General characteristics
- Class & type: Satellite-class sloop (corvette from 1884)
- Displacement: 1,420 tons
- Length: 200 ft (61 m) pp
- Beam: 38 ft (12 m)
- Draught: 15 ft 9 in (4.80 m)
- Installed power: 1,470 ihp (1,096 kW)
- Propulsion: Single horizontal compound-expansion steam engine; Single screw;
- Sail plan: Barque-rigged
- Speed: 13 kn (24 km/h)
- Range: Approximately 6,000 nmi (11,000 km) at 10 kn (19 km/h)
- Complement: 170–200
- Armament: 8 × BL 6-inch/100-pounder (81cwt) Mk II guns; 1 × light gun; 4 × machine guns;
- Armour: Internal steel deck over machinery and magazines

= HMS Royalist (1883) =

Royal Navy ship

HMS Royalist was a Satellite-class composite screw sloop of the Royal Navy, built in 1883 and hulked as a depot ship in 1900. She was renamed Colleen in 1913, transferred to the Irish Free State in 1923 and broken up in 1950.

==Construction==
Royalist was ordered from Devonport Dockyard and laid down on 27 April 1881. She was launched on 7 March 1883 and reclassified as a corvette in 1884 before being commissioned for the first time on 14 April 1886.

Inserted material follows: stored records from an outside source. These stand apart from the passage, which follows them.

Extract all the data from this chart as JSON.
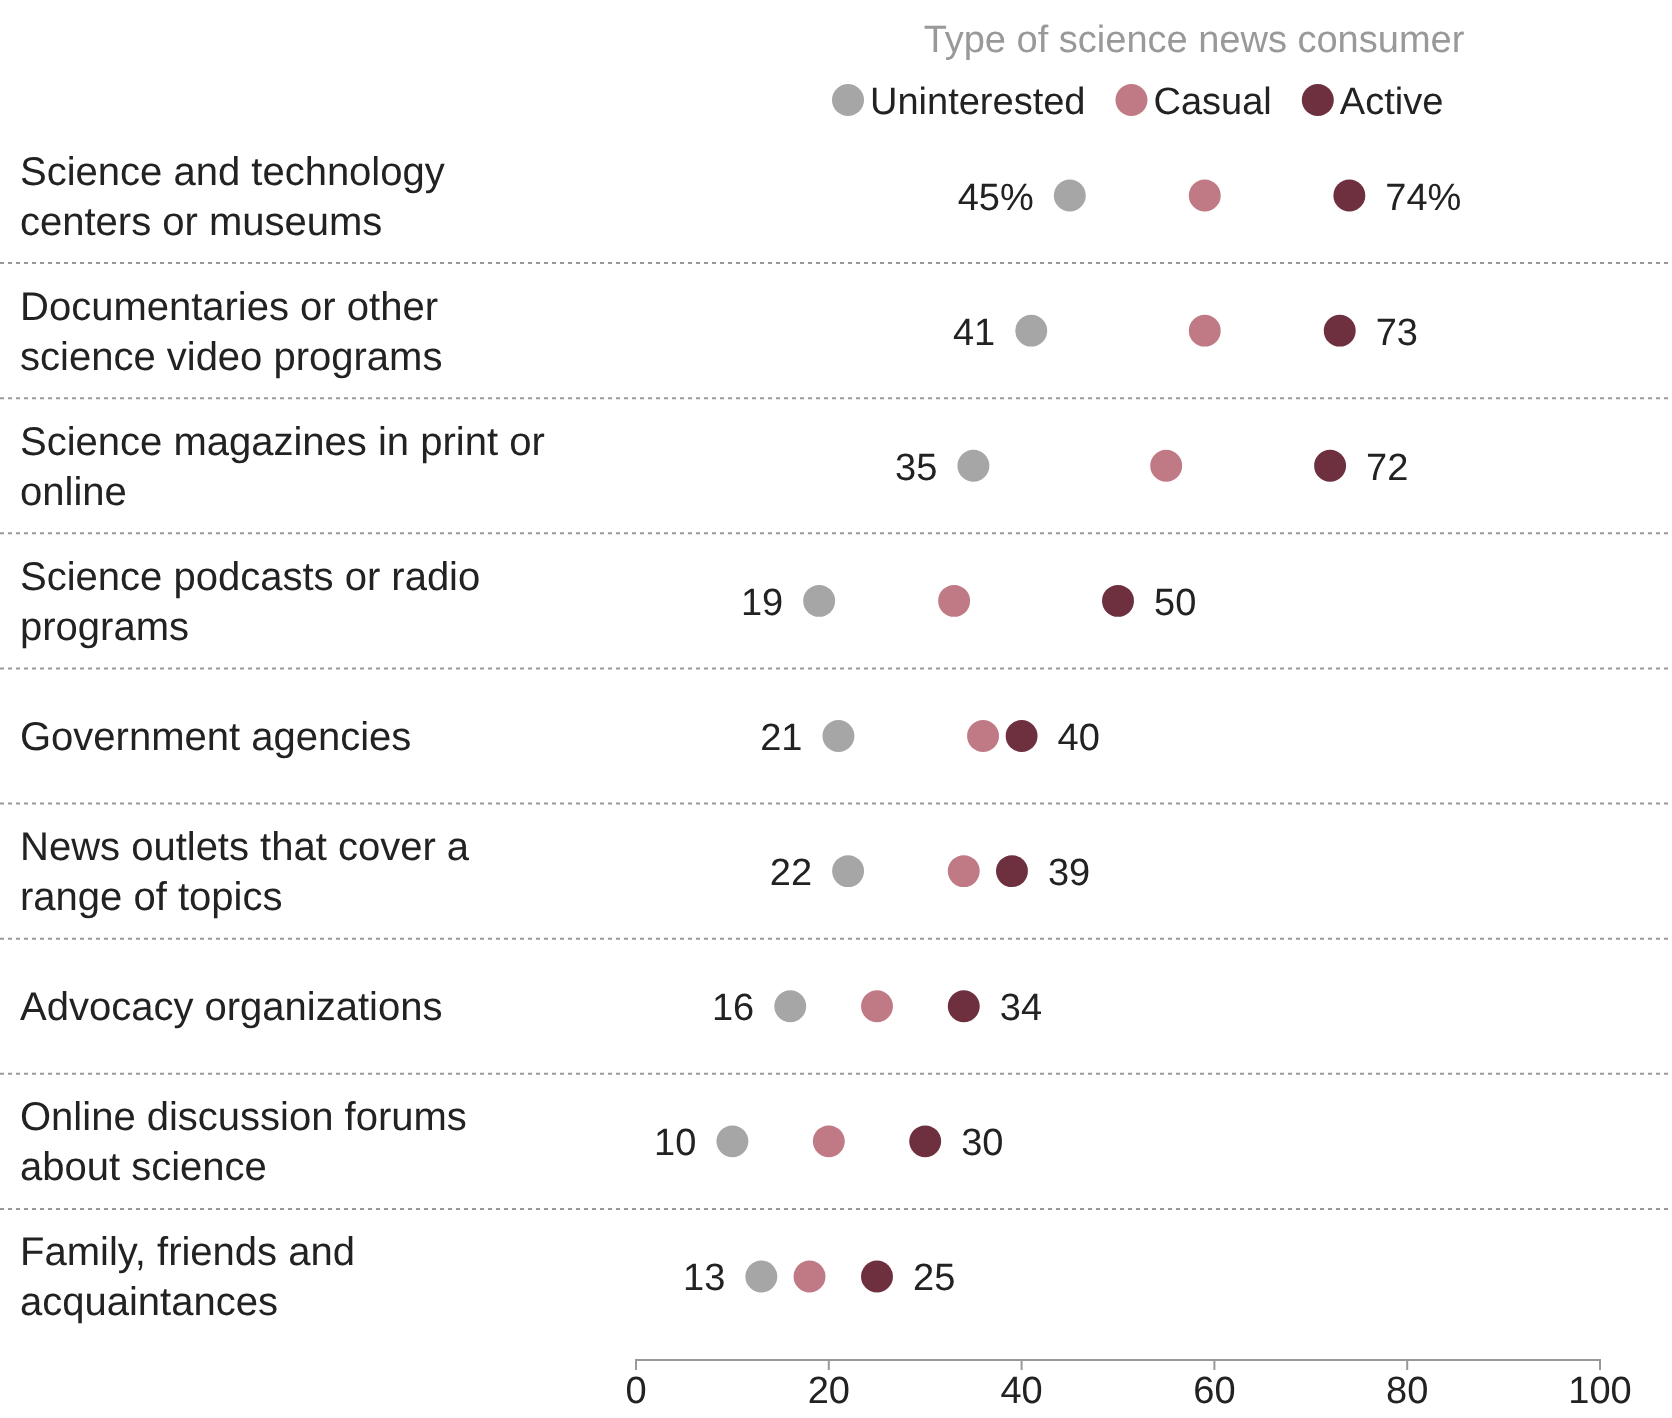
{
  "chart_data": {
    "type": "scatter",
    "orientation": "horizontal",
    "legend_title": "Type of science news consumer",
    "legend": "top",
    "categories": [
      "Science and technology centers or museums",
      "Documentaries or other science video programs",
      "Science magazines in print or online",
      "Science podcasts or radio programs",
      "Government agencies",
      "News outlets that cover a range of topics",
      "Advocacy organizations",
      "Online discussion forums about science",
      "Family, friends and acquaintances"
    ],
    "series": [
      {
        "name": "Uninterested",
        "color": "#a6a6a6",
        "values": [
          45,
          41,
          35,
          19,
          21,
          22,
          16,
          10,
          13
        ],
        "value_labels": [
          "45%",
          "41",
          "35",
          "19",
          "21",
          "22",
          "16",
          "10",
          "13"
        ]
      },
      {
        "name": "Casual",
        "color": "#c07a85",
        "values": [
          59,
          59,
          55,
          33,
          36,
          34,
          25,
          20,
          18
        ]
      },
      {
        "name": "Active",
        "color": "#6e2f3f",
        "values": [
          74,
          73,
          72,
          50,
          40,
          39,
          34,
          30,
          25
        ],
        "value_labels": [
          "74%",
          "73",
          "72",
          "50",
          "40",
          "39",
          "34",
          "30",
          "25"
        ]
      }
    ],
    "xlim": [
      0,
      100
    ],
    "xticks": [
      0,
      20,
      40,
      60,
      80,
      100
    ],
    "grid": "y",
    "marker": "circle"
  }
}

She was built of an iron frame with wooden planking (hence "composite") and her class was unique in being the only wooden or composite ships of the Royal Navy to be fitted with an armoured deck. She was fitted with a horizontal compound-expansion steam engine by Maudslay, Sons and Field. This engine produced 1470 ihp and drove a single screw. Masts and spars were provided for a barque rig.

Although four of her sister ships were armed with two 6-inch and ten 5-inch breech-loading guns, Royalist, in common with Heroine and Hyacinth, received a homogenous outfit of eight BL 6-inch/100-pounder (81cwt) Mk II guns, complemented with a light gun and 4 machine guns.

==Royal Navy service==
Initially on service with the Cape of Good Hope Station, she commenced service on the Australia Station in May 1888. Ships on the Australia Station were active in the Pacific in the management of British colonies and protectorates.

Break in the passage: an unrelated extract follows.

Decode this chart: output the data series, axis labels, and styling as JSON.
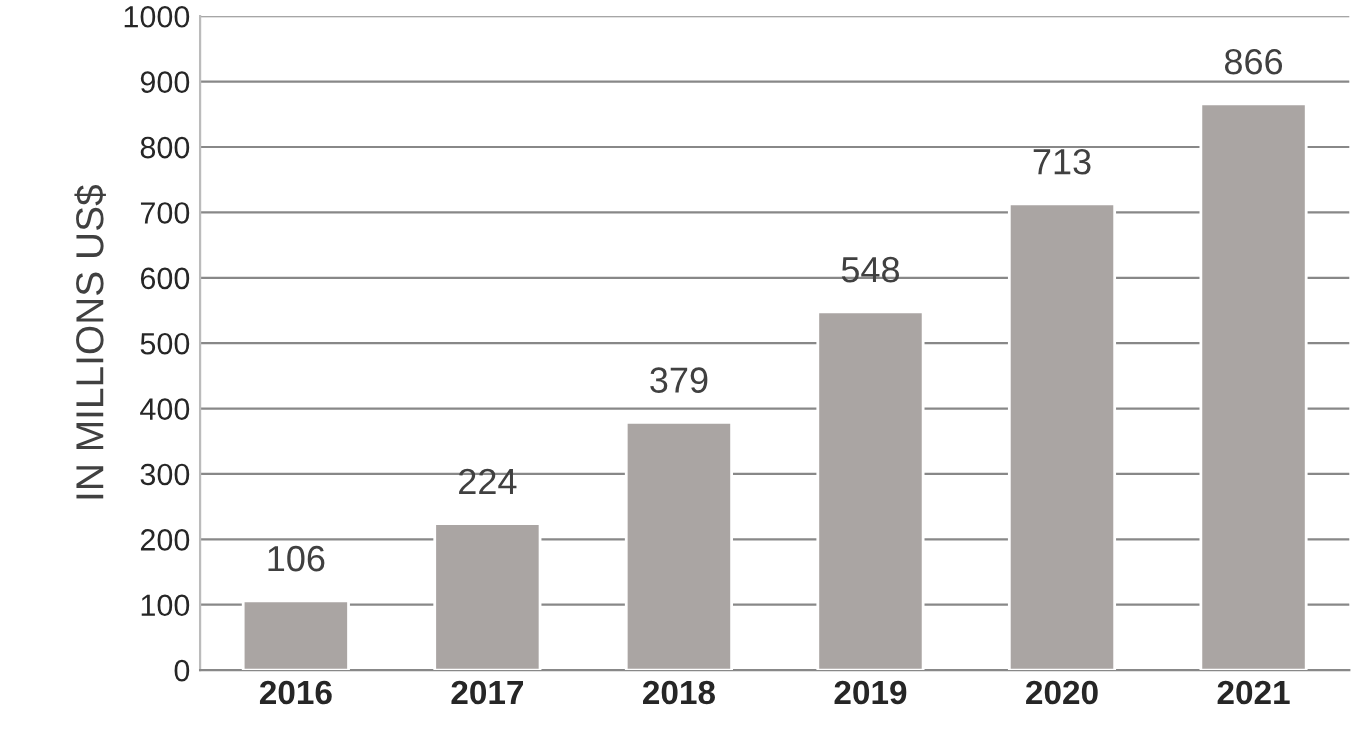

Under the command of Captain Edward Davis, Royalist conducted a survey in 1891-92, visiting: Vanuatu and New Caledonia (10 December 1889 to 18 June 1891); Papua New Guinea and Solomon Islands (18 June 1891 to 9 April 1892); and Gilbert Islands, Marshall Islands and Ellice Islands (14 April 1892 to 30 August 1892).

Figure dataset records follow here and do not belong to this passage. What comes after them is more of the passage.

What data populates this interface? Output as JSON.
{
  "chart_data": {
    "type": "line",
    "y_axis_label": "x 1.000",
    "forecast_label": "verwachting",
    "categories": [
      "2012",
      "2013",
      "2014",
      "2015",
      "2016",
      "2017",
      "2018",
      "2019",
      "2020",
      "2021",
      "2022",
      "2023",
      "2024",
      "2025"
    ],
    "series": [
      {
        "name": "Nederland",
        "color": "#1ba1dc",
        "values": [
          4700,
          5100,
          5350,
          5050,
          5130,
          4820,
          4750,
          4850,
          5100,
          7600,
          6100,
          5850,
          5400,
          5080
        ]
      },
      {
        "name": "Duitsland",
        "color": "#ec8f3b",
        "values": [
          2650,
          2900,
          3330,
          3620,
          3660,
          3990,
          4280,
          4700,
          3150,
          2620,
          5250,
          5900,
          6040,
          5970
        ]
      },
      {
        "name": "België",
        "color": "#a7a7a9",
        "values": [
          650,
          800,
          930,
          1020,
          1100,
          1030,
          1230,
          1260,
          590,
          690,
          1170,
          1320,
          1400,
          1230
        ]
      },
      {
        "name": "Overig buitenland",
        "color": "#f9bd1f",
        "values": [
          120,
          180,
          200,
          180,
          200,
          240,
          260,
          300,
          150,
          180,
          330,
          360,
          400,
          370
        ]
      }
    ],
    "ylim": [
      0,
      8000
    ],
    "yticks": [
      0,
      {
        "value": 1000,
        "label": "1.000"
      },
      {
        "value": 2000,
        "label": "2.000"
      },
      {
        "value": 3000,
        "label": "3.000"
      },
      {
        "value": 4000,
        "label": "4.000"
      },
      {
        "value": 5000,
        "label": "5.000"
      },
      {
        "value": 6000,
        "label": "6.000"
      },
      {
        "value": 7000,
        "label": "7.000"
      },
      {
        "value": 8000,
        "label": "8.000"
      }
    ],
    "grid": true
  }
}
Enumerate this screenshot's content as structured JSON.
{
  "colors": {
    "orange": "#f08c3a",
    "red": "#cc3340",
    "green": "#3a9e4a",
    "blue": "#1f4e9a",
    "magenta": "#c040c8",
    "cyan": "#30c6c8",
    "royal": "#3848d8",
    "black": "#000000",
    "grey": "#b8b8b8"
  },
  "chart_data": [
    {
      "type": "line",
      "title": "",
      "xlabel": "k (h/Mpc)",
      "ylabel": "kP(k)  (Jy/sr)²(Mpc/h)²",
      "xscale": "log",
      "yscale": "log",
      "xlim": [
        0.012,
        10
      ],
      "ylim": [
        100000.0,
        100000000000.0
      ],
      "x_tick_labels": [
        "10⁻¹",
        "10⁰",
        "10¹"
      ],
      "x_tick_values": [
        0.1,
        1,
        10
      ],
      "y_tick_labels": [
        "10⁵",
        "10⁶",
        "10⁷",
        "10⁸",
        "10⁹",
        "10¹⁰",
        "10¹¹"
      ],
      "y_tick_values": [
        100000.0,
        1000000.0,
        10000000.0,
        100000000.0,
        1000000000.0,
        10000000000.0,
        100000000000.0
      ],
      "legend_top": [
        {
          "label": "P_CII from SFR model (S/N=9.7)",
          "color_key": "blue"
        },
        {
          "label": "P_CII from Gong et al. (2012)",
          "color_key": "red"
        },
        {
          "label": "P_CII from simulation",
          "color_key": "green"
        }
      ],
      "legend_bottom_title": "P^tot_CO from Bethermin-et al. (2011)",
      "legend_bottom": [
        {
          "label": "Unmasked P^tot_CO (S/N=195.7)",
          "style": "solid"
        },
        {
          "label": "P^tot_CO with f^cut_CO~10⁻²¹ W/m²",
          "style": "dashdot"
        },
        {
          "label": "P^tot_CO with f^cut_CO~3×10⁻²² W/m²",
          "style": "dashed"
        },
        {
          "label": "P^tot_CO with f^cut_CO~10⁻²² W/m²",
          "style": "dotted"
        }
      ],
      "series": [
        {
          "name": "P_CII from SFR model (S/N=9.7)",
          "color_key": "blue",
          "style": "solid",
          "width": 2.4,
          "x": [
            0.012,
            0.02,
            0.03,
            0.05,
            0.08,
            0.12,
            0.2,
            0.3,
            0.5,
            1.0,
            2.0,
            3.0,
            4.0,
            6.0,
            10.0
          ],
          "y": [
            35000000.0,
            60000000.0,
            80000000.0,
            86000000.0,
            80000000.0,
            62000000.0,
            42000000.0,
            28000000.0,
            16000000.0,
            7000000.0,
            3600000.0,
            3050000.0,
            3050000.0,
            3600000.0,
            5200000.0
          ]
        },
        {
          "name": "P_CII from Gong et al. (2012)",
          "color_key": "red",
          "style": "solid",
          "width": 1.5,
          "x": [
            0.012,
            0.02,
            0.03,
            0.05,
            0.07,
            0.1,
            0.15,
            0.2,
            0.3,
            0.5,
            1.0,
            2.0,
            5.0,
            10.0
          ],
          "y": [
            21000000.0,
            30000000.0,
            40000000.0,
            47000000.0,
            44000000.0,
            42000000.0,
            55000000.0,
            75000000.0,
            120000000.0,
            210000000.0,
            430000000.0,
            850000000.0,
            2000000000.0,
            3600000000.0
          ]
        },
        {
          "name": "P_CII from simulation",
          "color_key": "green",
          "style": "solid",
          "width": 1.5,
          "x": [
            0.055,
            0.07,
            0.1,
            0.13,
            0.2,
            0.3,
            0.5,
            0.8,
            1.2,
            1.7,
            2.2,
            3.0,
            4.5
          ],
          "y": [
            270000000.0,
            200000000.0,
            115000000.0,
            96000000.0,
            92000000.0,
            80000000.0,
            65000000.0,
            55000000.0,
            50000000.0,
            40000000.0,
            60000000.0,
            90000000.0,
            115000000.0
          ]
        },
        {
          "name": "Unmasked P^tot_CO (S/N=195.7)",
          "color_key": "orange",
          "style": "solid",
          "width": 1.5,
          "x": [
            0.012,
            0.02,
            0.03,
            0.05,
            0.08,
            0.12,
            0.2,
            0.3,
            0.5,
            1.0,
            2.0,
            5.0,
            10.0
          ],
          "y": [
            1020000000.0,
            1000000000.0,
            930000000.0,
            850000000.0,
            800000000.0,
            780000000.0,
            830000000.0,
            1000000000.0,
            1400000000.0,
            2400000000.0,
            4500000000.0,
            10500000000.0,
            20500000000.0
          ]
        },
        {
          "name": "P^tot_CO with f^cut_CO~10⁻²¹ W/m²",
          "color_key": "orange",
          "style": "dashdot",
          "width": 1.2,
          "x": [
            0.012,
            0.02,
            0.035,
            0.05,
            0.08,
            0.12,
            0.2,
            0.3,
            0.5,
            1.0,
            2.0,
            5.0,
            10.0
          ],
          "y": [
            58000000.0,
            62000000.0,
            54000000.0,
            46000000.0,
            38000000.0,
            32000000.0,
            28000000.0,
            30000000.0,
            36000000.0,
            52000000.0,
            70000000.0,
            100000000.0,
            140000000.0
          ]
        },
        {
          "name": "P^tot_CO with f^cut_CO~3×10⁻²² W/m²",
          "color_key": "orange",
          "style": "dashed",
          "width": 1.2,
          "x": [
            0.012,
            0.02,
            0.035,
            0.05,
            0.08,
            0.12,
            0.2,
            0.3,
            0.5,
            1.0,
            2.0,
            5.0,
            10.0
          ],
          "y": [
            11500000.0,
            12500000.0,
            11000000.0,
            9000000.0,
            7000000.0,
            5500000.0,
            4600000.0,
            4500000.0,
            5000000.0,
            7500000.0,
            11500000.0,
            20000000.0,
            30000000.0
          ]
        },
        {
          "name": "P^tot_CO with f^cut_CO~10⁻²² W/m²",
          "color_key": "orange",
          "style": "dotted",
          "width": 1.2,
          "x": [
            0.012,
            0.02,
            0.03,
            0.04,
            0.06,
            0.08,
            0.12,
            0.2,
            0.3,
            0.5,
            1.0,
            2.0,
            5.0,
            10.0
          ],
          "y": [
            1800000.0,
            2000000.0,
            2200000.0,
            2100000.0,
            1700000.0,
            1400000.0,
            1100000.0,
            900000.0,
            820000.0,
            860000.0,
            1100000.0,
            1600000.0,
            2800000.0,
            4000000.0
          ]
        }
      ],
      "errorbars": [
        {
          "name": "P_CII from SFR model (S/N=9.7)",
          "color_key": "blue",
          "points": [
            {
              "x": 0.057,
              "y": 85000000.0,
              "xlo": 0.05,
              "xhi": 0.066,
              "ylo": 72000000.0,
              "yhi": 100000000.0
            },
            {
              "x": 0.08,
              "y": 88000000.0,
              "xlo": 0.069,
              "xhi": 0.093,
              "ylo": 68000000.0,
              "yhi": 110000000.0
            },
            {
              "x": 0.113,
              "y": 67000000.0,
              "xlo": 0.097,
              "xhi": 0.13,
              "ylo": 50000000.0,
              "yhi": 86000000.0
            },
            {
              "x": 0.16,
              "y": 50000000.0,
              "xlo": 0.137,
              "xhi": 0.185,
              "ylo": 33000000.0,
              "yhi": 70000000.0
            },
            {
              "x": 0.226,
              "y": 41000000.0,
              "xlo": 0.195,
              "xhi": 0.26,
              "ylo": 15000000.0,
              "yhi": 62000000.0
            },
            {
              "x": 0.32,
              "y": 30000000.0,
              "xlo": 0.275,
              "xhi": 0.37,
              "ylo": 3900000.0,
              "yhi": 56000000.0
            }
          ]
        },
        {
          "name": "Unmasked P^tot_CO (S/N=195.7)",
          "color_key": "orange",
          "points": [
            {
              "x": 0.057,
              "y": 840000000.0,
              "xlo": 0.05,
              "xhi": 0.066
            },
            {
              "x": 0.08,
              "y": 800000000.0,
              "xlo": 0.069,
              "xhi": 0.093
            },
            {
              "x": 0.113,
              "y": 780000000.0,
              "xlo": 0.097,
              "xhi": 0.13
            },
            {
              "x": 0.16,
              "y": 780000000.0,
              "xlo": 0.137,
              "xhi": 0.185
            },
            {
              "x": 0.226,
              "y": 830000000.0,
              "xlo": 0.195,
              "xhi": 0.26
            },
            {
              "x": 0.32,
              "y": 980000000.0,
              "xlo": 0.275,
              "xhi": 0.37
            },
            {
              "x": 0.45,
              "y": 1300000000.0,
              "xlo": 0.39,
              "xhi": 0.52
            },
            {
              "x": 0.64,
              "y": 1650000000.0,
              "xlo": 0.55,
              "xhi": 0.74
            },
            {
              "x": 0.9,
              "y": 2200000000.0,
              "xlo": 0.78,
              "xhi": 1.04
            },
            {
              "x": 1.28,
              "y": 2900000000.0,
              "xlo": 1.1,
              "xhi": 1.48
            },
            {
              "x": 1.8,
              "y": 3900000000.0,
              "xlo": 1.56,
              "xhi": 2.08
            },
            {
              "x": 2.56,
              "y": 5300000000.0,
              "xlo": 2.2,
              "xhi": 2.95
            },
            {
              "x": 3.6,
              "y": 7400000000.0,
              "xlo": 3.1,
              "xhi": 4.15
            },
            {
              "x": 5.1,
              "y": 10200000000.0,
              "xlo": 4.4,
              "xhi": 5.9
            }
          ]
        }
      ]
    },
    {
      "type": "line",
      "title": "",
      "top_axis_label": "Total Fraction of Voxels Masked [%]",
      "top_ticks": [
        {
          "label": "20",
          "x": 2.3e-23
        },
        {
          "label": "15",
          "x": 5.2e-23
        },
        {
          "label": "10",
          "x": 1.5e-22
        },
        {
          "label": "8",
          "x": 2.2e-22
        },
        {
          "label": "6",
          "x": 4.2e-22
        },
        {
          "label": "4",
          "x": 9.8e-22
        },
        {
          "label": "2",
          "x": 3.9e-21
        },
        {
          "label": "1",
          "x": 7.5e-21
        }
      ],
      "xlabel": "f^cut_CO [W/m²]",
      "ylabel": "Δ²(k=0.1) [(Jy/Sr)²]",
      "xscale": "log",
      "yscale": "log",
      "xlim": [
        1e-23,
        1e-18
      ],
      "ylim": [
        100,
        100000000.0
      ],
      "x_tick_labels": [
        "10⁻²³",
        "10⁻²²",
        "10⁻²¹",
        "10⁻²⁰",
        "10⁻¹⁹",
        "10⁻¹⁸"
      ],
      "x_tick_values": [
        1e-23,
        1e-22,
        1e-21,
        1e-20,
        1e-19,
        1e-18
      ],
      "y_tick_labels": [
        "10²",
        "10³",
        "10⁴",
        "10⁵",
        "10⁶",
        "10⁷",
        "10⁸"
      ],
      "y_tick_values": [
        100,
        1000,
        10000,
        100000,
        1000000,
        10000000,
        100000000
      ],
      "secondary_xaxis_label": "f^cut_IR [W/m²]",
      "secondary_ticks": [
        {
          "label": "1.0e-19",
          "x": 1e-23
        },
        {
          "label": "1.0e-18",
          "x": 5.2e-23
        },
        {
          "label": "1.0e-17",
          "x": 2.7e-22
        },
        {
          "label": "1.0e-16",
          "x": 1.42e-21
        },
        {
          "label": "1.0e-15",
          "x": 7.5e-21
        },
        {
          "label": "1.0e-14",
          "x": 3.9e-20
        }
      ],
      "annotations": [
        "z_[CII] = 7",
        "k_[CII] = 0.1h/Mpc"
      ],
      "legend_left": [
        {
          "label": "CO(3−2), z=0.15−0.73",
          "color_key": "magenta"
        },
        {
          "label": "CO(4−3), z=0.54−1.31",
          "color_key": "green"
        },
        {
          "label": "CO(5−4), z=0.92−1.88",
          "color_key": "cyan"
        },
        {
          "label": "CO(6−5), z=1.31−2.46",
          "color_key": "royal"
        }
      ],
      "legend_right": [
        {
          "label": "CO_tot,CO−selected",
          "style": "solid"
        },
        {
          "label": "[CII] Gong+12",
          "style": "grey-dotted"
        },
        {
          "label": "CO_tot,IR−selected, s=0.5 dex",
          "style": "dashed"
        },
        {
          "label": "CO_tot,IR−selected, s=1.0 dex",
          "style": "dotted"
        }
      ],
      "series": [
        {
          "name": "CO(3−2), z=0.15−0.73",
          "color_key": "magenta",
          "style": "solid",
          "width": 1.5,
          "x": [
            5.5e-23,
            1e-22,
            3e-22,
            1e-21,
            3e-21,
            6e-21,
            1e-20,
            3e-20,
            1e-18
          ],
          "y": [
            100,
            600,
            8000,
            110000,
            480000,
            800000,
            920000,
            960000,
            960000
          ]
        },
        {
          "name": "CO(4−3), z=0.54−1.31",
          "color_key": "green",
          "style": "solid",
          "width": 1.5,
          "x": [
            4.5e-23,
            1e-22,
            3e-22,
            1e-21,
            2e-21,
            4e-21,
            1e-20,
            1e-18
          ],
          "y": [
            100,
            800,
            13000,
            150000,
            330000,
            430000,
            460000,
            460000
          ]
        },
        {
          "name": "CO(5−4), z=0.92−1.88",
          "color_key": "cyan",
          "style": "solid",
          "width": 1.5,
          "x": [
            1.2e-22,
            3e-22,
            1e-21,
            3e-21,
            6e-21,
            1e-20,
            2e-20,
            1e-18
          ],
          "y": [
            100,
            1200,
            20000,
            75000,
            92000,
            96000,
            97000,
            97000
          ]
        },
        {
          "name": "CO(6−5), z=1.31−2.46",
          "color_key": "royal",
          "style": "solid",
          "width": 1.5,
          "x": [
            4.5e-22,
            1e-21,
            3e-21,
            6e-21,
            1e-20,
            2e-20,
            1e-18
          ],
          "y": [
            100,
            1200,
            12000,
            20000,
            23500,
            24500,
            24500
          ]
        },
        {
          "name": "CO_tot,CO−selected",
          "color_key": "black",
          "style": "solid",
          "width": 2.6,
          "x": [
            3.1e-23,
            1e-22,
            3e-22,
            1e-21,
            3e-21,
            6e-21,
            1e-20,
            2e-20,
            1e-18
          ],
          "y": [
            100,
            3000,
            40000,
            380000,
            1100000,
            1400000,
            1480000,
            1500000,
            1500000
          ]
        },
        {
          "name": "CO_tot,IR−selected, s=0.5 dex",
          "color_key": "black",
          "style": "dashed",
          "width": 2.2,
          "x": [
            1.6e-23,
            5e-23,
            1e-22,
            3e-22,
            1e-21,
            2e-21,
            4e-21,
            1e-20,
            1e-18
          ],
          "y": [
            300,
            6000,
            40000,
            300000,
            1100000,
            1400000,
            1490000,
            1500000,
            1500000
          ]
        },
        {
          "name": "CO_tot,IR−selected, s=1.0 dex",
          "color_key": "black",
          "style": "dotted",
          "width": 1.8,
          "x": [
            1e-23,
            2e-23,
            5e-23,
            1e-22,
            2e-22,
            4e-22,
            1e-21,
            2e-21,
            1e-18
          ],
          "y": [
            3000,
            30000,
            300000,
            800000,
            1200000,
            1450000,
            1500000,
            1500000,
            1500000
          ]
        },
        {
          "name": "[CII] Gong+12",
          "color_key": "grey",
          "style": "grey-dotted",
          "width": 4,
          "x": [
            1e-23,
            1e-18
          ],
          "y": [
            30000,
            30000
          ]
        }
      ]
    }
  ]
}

In September 1891, several Kalikoqu tribesmen killed a European trader operating on Uki Island named Fred Howard. In response, Royalist launched a punitive expedition against the village responsible, killing several of the tribesmen who were involved in the murder along with burning the village and destroying several of its canoes. On 27 May 1892, Captain Davis proclaimed the Gilbert Islands to be a British Protectorate. On Tarawa, this proclamation averted a massacre of a local faction, the House of Auatubu, badly beaten in battle the day before by their enemies, the House of Teabike.

During the visit of the Royalist each of the Ellice Islands in 1892, Captain Davis reported on trading activities and traders on each of the islands visited. He reported that the islanders wanted him to hoist the British flag on the islands, however Captain Davis did not have any orders regarding such a formal act.

During the Samoan civil unrest in 1899, Royalist took part in operations with and . She left the Australia Station in June 1899.

In February 1900 she was hulked and used for harbour service, she was renamed Colleen on 1 December 1913. The Antarctic explorer Tom Crean, who had been part of both Captain Scott's and Ernest Shackleton's expeditions, served in Colleen as a boatswain during the later years of World War I.

==Irish service==
Colleen was transferred to the Irish Free State on 19 February 1923 and broken up in 1950.